Look at the east side and you see something close to a standard Latin cross, with defined arm terminals. Turn to face the west side and the arms are thicker, blunter, without those differentiated ends. It is a small difference, easily missed, but it gives the stone an odd double identity, as though two carvers each left their version on opposite sides of the same object.
The cross is traditionally associated with St. Ailbe, the early Christian bishop credited with bringing Christianity to Munster before the arrival of St. Patrick, and whose principal seat was at Emly. The town was once one of the most significant ecclesiastical centres in Ireland, and Ailbe its founding figure.
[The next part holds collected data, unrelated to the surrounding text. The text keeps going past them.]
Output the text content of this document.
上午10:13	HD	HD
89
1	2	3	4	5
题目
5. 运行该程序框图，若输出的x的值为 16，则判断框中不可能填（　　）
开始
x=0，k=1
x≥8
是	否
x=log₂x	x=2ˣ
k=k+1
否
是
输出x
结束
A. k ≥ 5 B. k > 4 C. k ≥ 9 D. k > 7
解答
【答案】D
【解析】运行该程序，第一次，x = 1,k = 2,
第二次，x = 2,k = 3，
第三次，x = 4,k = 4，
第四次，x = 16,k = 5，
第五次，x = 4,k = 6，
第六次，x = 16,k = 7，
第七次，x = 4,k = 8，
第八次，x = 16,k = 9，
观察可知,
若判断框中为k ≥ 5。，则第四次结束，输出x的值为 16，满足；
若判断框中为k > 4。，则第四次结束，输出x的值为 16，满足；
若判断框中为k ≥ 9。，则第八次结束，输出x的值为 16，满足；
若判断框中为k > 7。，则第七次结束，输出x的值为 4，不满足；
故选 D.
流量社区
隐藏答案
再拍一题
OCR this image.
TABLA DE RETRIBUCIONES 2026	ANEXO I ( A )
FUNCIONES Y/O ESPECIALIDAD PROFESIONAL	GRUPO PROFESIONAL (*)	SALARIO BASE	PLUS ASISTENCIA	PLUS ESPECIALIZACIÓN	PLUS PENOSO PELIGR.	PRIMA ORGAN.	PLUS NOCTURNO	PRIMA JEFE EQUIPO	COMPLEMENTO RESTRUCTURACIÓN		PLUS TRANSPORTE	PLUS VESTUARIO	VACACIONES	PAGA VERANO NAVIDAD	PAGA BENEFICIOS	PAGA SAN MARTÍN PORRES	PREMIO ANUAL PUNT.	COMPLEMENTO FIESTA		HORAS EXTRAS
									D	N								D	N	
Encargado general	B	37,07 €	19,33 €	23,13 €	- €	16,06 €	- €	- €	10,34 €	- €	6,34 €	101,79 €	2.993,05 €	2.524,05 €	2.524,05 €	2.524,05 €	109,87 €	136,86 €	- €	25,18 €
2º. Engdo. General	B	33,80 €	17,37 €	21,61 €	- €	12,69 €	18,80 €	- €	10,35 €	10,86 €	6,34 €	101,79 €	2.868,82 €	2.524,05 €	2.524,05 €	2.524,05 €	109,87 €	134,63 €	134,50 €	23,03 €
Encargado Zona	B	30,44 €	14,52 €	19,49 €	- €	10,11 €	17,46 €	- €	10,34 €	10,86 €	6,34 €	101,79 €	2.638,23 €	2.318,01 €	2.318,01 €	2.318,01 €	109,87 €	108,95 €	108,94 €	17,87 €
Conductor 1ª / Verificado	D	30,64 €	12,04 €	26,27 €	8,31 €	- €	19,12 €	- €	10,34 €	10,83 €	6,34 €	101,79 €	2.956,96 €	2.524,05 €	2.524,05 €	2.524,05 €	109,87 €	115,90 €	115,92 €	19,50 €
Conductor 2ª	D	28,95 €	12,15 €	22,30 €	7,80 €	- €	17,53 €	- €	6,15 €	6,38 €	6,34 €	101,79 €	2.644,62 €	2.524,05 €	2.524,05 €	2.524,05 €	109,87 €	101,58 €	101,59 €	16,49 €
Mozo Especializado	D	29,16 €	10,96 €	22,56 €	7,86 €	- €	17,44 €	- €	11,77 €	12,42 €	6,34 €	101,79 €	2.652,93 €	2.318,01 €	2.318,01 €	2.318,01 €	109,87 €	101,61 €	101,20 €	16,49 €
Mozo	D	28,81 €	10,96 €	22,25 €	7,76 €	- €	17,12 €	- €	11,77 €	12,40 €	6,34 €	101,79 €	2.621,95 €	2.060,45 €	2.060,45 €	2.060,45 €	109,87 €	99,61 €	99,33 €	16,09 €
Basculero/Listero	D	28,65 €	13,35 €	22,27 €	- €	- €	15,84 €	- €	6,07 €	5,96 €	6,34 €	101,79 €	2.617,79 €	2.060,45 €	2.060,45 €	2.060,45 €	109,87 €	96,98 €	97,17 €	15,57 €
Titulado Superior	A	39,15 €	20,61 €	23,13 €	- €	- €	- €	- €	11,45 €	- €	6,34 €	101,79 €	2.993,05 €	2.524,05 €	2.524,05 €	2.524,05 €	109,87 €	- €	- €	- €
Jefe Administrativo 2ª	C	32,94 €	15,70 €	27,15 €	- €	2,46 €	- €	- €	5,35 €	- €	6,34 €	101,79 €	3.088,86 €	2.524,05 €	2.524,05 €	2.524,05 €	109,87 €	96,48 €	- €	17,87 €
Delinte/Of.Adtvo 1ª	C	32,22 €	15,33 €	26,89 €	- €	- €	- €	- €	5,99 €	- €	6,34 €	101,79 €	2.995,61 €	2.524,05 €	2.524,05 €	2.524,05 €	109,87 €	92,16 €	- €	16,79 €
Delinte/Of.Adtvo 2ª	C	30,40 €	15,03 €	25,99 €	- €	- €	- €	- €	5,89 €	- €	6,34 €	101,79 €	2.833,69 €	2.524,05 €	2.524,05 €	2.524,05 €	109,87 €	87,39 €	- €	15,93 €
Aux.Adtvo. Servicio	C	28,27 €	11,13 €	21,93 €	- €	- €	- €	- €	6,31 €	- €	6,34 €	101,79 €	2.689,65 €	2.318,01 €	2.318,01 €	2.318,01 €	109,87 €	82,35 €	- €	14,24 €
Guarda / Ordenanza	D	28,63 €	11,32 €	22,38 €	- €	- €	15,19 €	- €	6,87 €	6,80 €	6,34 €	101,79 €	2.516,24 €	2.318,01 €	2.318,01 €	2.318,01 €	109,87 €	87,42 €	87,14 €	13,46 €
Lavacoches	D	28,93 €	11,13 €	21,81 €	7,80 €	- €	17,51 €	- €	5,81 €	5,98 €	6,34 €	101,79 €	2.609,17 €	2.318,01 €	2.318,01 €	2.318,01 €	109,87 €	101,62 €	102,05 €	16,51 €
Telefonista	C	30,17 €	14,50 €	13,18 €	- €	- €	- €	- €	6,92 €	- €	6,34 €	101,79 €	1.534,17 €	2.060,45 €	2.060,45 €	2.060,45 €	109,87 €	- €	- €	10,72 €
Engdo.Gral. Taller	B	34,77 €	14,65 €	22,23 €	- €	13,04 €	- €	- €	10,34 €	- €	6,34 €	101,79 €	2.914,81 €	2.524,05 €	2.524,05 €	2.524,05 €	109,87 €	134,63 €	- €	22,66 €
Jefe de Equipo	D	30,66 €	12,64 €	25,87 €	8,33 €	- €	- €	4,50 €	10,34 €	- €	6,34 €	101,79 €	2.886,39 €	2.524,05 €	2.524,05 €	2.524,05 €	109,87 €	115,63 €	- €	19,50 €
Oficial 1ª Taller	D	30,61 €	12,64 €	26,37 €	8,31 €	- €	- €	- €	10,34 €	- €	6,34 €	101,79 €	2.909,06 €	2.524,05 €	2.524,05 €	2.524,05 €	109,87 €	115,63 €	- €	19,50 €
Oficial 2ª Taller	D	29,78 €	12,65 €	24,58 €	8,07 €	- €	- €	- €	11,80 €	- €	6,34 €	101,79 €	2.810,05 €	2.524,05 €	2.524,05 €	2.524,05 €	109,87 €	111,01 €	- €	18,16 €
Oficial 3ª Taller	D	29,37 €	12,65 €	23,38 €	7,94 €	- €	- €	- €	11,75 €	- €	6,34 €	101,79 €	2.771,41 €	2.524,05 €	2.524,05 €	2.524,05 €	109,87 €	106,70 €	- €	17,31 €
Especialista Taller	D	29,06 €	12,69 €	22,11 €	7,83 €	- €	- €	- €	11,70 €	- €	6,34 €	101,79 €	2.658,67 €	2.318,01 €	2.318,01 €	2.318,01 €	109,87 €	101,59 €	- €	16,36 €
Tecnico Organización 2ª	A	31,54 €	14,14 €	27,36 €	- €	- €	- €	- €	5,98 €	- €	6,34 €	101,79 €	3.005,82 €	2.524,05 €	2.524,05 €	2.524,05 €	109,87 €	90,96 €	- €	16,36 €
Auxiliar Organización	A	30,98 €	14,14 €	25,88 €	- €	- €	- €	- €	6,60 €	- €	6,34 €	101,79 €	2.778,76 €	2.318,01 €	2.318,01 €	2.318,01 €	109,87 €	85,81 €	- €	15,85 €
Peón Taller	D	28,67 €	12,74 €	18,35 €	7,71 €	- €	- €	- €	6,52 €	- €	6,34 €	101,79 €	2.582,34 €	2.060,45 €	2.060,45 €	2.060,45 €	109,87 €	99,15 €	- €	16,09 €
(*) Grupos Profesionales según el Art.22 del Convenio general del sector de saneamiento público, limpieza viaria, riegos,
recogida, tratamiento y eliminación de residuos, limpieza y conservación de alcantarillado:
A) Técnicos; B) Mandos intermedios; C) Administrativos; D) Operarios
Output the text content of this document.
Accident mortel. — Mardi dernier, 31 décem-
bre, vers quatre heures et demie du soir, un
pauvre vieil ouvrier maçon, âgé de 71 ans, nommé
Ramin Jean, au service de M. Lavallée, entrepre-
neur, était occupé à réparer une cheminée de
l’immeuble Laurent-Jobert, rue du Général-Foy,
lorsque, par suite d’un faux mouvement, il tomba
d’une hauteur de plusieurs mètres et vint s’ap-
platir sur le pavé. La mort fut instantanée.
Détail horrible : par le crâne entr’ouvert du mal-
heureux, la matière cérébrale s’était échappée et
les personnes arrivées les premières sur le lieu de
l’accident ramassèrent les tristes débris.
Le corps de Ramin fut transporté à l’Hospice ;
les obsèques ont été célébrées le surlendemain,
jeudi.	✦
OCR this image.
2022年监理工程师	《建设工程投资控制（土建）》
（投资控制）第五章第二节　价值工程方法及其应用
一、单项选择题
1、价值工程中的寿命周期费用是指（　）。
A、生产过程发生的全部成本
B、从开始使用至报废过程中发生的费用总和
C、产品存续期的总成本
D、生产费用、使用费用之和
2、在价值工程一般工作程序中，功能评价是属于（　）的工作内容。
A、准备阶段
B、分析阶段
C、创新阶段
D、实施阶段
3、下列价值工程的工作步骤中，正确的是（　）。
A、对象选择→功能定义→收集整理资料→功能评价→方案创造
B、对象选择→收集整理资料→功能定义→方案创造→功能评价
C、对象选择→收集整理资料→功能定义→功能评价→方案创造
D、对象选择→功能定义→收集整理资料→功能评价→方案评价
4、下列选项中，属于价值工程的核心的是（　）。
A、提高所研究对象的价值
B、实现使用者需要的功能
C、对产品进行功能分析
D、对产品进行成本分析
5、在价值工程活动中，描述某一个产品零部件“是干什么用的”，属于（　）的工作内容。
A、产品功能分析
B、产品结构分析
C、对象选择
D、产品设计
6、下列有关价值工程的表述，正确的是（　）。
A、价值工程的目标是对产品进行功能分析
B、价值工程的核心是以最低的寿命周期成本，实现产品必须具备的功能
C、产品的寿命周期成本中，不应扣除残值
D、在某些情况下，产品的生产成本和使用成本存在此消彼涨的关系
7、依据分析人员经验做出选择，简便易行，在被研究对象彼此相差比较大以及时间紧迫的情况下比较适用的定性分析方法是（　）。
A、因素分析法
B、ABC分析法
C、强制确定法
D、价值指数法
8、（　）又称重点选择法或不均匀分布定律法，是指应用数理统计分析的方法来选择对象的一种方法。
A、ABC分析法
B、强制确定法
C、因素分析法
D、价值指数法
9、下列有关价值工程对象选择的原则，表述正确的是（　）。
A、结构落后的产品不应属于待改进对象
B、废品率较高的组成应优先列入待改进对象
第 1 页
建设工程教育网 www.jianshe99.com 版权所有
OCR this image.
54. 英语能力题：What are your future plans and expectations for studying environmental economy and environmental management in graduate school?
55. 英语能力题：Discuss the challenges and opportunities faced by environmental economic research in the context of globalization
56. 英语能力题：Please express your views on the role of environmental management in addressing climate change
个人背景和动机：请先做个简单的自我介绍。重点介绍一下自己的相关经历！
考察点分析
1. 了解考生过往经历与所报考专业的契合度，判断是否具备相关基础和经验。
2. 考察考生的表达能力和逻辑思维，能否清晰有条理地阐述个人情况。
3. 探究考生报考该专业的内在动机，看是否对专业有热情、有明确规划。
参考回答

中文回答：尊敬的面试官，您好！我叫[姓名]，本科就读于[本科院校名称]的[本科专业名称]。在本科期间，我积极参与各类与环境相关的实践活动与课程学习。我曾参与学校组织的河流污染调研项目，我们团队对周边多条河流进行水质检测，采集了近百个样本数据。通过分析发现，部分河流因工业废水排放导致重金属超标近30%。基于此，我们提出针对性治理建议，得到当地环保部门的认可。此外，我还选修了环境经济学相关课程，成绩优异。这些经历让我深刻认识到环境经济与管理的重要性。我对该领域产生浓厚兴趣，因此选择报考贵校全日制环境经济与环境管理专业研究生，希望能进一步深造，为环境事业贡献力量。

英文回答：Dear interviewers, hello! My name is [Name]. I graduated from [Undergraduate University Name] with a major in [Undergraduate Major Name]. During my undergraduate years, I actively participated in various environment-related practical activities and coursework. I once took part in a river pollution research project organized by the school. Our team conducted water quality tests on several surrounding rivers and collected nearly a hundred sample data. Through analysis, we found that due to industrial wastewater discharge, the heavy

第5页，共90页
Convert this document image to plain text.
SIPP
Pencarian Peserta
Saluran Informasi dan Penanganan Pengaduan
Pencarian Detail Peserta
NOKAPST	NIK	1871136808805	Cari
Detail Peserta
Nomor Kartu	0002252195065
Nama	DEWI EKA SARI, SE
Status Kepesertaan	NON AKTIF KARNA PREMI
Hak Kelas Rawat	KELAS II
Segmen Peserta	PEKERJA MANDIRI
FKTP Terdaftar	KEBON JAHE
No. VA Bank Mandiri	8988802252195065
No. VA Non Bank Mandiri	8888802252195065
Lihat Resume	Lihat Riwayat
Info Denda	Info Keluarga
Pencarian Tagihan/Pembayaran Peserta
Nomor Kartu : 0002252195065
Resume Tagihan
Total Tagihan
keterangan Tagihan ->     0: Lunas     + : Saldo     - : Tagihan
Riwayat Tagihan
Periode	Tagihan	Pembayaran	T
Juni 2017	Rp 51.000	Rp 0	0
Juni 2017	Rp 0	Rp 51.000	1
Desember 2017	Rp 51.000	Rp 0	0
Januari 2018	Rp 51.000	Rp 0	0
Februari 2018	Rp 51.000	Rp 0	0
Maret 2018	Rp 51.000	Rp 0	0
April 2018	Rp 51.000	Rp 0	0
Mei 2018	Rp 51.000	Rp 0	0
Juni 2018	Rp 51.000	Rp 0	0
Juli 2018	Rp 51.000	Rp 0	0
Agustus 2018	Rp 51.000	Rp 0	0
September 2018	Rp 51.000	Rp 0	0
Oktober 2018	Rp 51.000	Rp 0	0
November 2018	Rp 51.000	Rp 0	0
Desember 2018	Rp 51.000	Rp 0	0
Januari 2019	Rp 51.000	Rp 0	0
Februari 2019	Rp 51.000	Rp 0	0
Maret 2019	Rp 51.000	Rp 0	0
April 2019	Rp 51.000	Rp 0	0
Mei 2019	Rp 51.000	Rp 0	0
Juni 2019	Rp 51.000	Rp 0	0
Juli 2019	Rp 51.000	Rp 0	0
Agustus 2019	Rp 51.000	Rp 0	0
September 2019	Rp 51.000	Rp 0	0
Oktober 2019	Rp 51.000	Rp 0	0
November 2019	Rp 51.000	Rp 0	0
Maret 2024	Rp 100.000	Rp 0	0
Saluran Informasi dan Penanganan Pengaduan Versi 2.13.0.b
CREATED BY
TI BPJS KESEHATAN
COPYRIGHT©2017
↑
The cross is described as an imperforate ringed cross, meaning the ring connecting the arms is solid rather than pierced through, as is common on the great high crosses of the midlands and west. It is cut from sandstone, stands 1.48 metres high, and has a tapering shaft that widens toward the base. The side arms are notably short, projecting only three centimetres from the shaft, which gives the head an almost compressed appearance. The head itself is 0.57 metres wide, considerably broader in proportion to those minimal projecting arms. Peter Harbison, writing in 1992, noted these details in his survey of Irish high crosses, where the piece is catalogued alongside far more celebrated examples.